Date of Award


Degree Type


Degree Name

Doctor of Philosophy (PhD)

Graduate Group


First Advisor

Mary Ersek


Statement of Problem: Palliative care is patient- and family-centered and addresses the physical, psychosocial, and spiritual needs of patients living with serious illness. Lung transplant patients experience many physical and psychosocial challenges. However, the integration of palliative care for these patients is rare and there is little research in this area. This dissertation addresses the following aims: 1) synthesize the literature describing the palliative care needs, current role, and factors influencing integration 2) describe the palliative care needs of lung transplant candidates and 3) describe the supportive care needs of family caregivers.

Methods: For the first aim, I reviewed the literature to better understand the current role of palliative care in lung transplant patient management. To address the second and third aims, I conducted cross-sectional surveys of lung transplant candidates and their caregivers. I used an adapted version of the Needs Near the End-of-Life Screening Tool (NEST) to elicit the patients’ needs and the Carer Support Needs Assessment Tool (CSNAT) to describe the caregivers' needs.

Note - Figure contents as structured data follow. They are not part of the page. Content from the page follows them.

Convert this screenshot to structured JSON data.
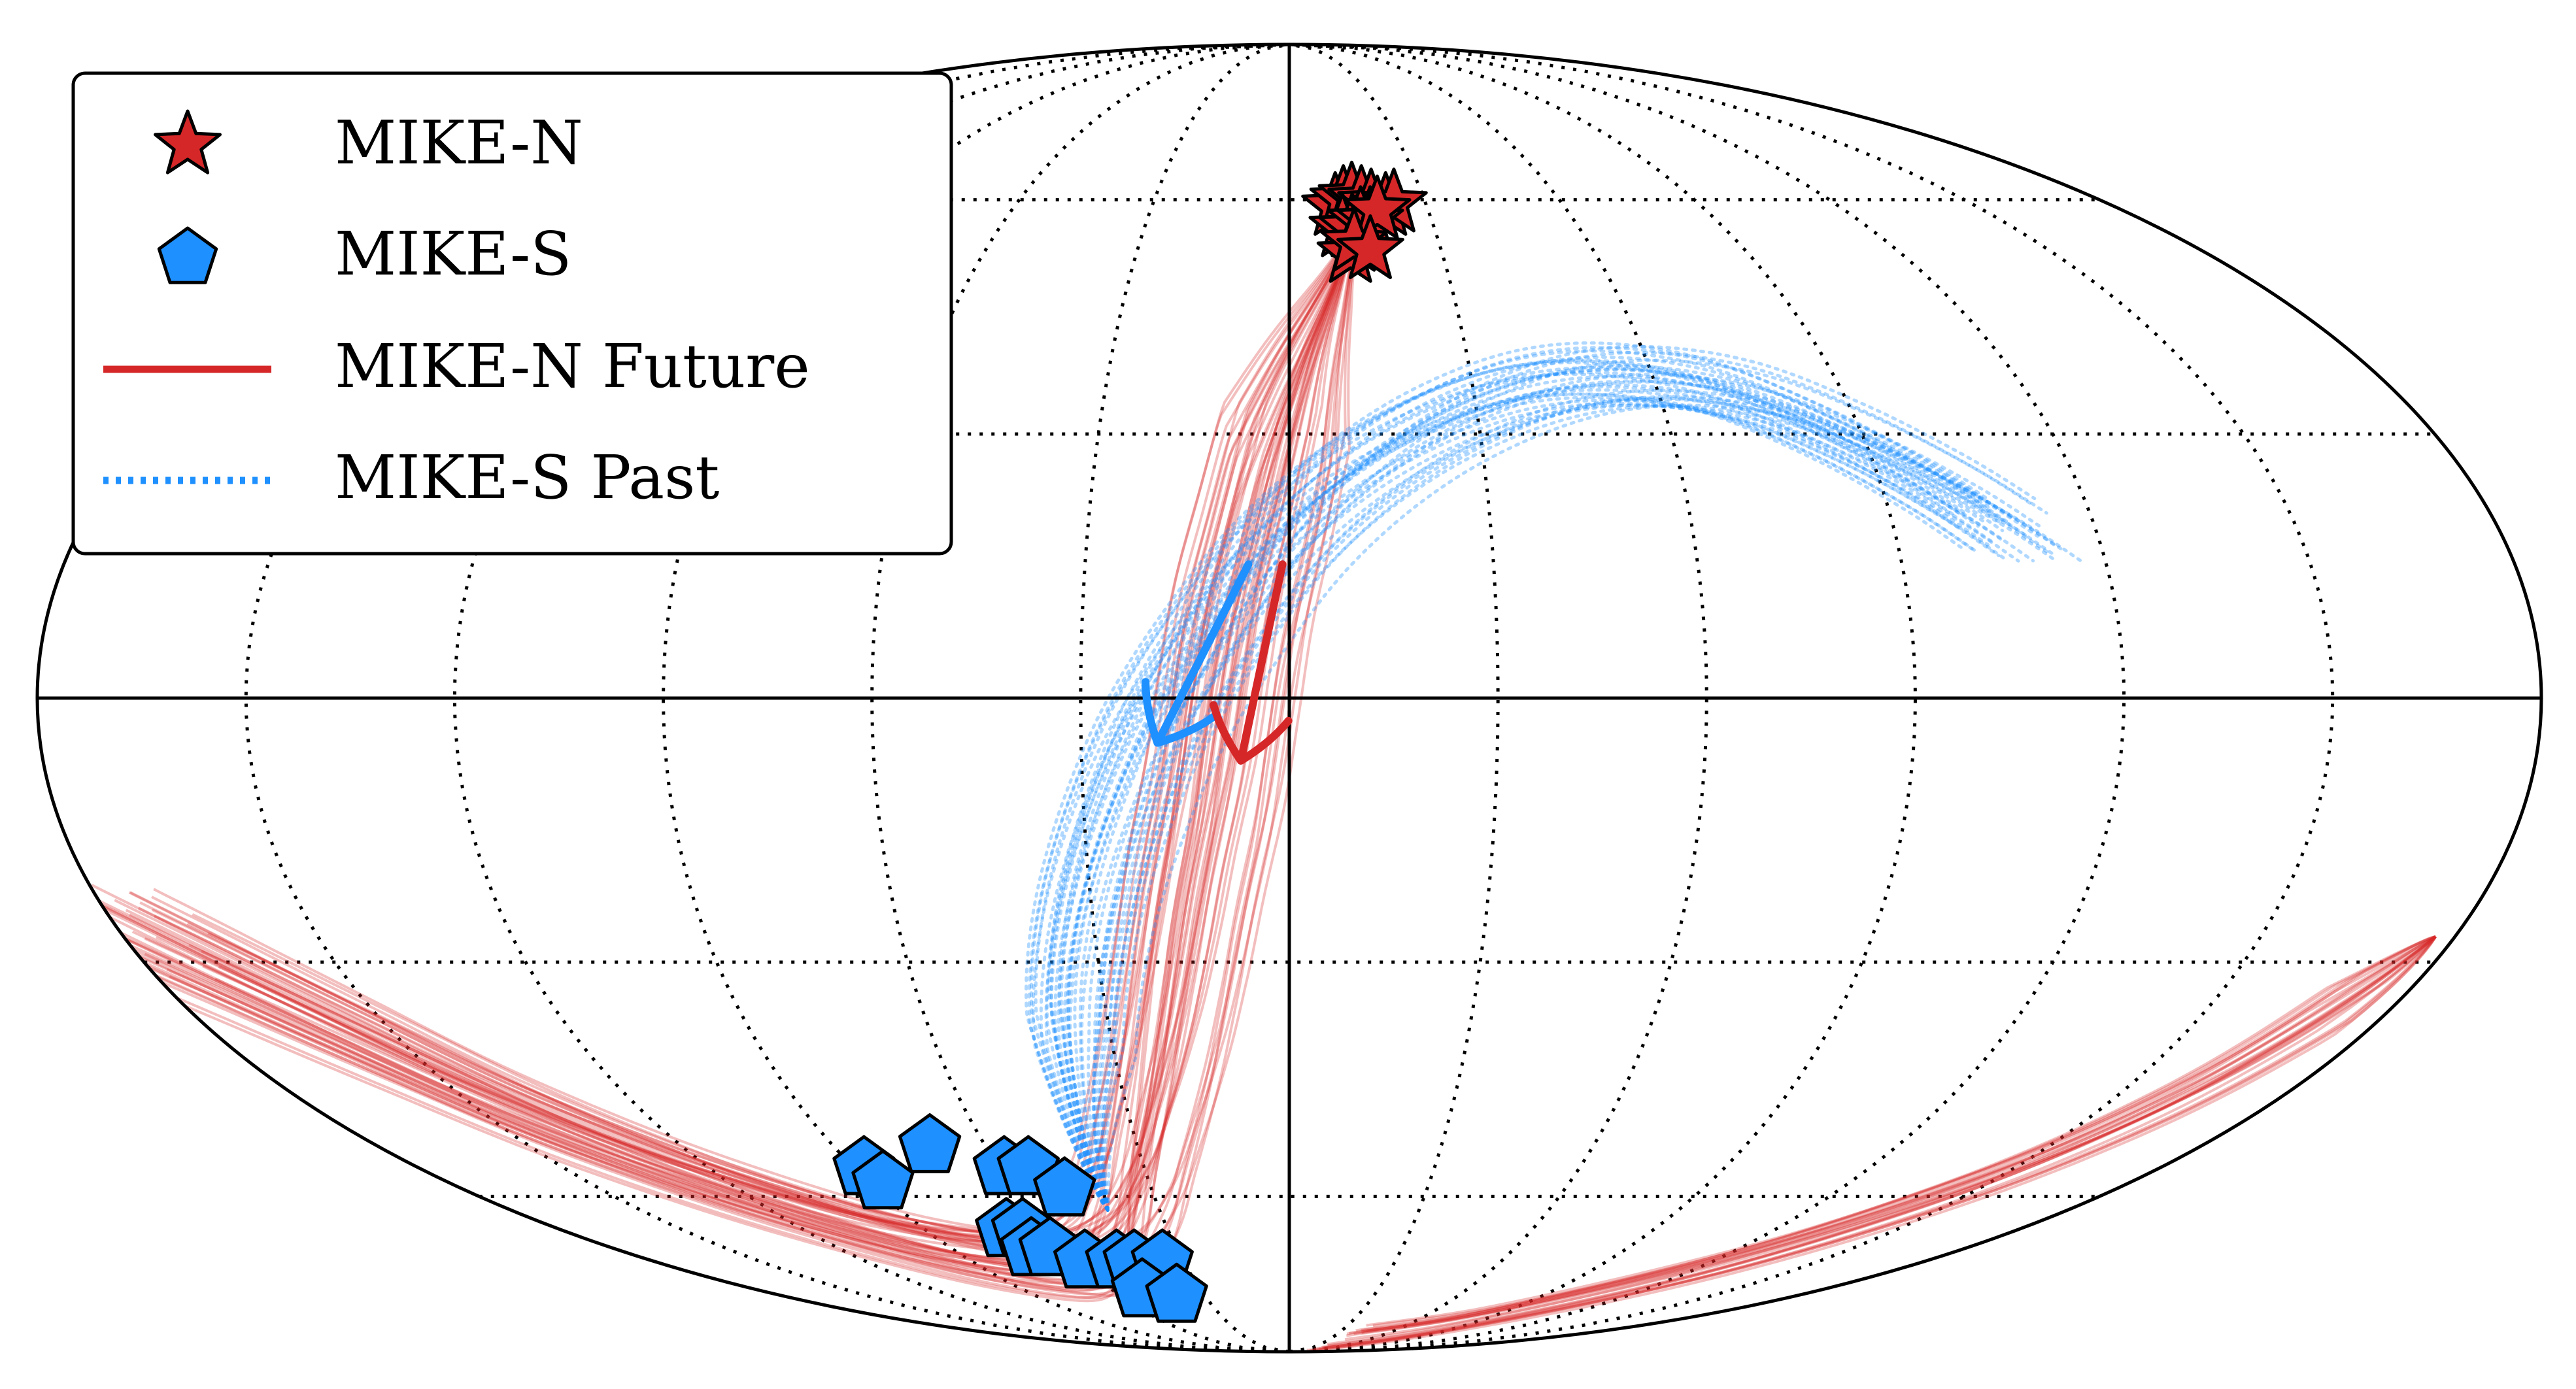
{
  "chart_data": {
    "type": "scatter",
    "projection": "mollweide",
    "grid": true,
    "legend_placement": "top-left",
    "grid_meridians_deg": [
      -150,
      -120,
      -90,
      -60,
      -30,
      0,
      30,
      60,
      90,
      120,
      150
    ],
    "grid_parallels_deg": [
      -60,
      -30,
      0,
      30,
      60
    ],
    "colors": {
      "mike_n": "#d62728",
      "mike_s": "#1e90ff",
      "grid": "#000000"
    },
    "legend": [
      {
        "label": "MIKE-N",
        "marker": "star",
        "color": "#d62728"
      },
      {
        "label": "MIKE-S",
        "marker": "pentagon",
        "color": "#1e90ff"
      },
      {
        "label": "MIKE-N Future",
        "marker": "solid-line",
        "color": "#d62728"
      },
      {
        "label": "MIKE-S Past",
        "marker": "dotted-line",
        "color": "#1e90ff"
      }
    ],
    "series": [
      {
        "name": "MIKE-N",
        "marker": "star",
        "points": [
          [
            10,
            59
          ],
          [
            12,
            60
          ],
          [
            14,
            60.5
          ],
          [
            16,
            60
          ],
          [
            18,
            59.5
          ],
          [
            21,
            59
          ],
          [
            23,
            59.5
          ],
          [
            11,
            56
          ],
          [
            13,
            56
          ],
          [
            15,
            57
          ],
          [
            17,
            57
          ],
          [
            19,
            58.5
          ],
          [
            12,
            52.5
          ],
          [
            13,
            54
          ],
          [
            16,
            53
          ]
        ]
      },
      {
        "name": "MIKE-S",
        "marker": "pentagon",
        "points": [
          [
            -88,
            -56
          ],
          [
            -87,
            -58
          ],
          [
            -71,
            -53
          ],
          [
            -59,
            -56
          ],
          [
            -54,
            -56
          ],
          [
            -49,
            -59
          ],
          [
            -70,
            -65
          ],
          [
            -66,
            -65
          ],
          [
            -69,
            -68
          ],
          [
            -64,
            -68
          ],
          [
            -58,
            -70
          ],
          [
            -49,
            -70
          ],
          [
            -44,
            -70
          ],
          [
            -36,
            -70
          ],
          [
            -50,
            -75
          ],
          [
            -40,
            -76
          ]
        ]
      },
      {
        "name": "MIKE-N Future",
        "style": "solid",
        "path_deg": [
          [
            13,
            55
          ],
          [
            8,
            47
          ],
          [
            3,
            38
          ],
          [
            -1,
            28
          ],
          [
            -4,
            18
          ],
          [
            -7,
            8
          ],
          [
            -9,
            -2
          ],
          [
            -11,
            -12
          ],
          [
            -14,
            -22
          ],
          [
            -17,
            -32
          ],
          [
            -21,
            -42
          ],
          [
            -27,
            -52
          ],
          [
            -35,
            -61
          ],
          [
            -48,
            -68
          ],
          [
            -68,
            -71
          ],
          [
            -95,
            -68
          ],
          [
            -120,
            -60
          ],
          [
            -140,
            -50
          ],
          [
            -155,
            -40
          ],
          [
            -168,
            -32
          ],
          [
            -177,
            -27
          ]
        ],
        "tail_path_deg": [
          [
            177,
            -27
          ],
          [
            170,
            -36
          ],
          [
            160,
            -48
          ],
          [
            145,
            -60
          ],
          [
            120,
            -72
          ],
          [
            80,
            -82
          ],
          [
            40,
            -86
          ]
        ]
      },
      {
        "name": "MIKE-S Past",
        "style": "dotted",
        "path_deg": [
          [
            -42,
            -62
          ],
          [
            -39,
            -52
          ],
          [
            -36,
            -42
          ],
          [
            -33,
            -32
          ],
          [
            -29,
            -22
          ],
          [
            -24,
            -12
          ],
          [
            -18,
            -2
          ],
          [
            -10,
            8
          ],
          [
            0,
            18
          ],
          [
            12,
            26
          ],
          [
            26,
            32
          ],
          [
            42,
            36
          ],
          [
            58,
            37
          ],
          [
            74,
            35
          ],
          [
            88,
            30
          ],
          [
            100,
            24
          ],
          [
            108,
            19
          ]
        ]
      }
    ],
    "arrows": [
      {
        "series": "MIKE-S Past",
        "from_deg": [
          -6,
          15
        ],
        "to_deg": [
          -19,
          -5
        ]
      },
      {
        "series": "MIKE-N Future",
        "from_deg": [
          -1,
          15
        ],
        "to_deg": [
          -7,
          -7
        ]
      }
    ]
  }
}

Results: In the seven reviewed papers, palliative care was consulted in a minority of patients and typically late in the process. The reasons for a consult were most commonly physical symptoms. Barriers such as misperception of palliative care, communication challenges, and unrealistic patient/ family expectations impacted integration. No studies directly ascertained patients’ and families’ palliative care needs. For aim 2 and 3, both samples were recruited from the University of Pennsylvania Health System and included 111 patients and 78 caregivers. Patients reported physical symptoms including shortness of breath (97.3%) and tiredness (91.9%) that affect their physical activity (99.1%). Participants also had concerns related to the distress of end-of-life (81.1%) and preparing their families for losing them (75.7%). Caregivers needed more information about what to expect in the future (73.1%) and who to contact with patient concerns (57.7%). They also needed support for financial, legal, and work issues (55.1%) and their own fears and worries (51.3%).

Conclusion: Important palliative care needs were identified by both lung transplant candidates and their caregivers. Future research is needed that examines strategies to provide for these needs and associated outcomes.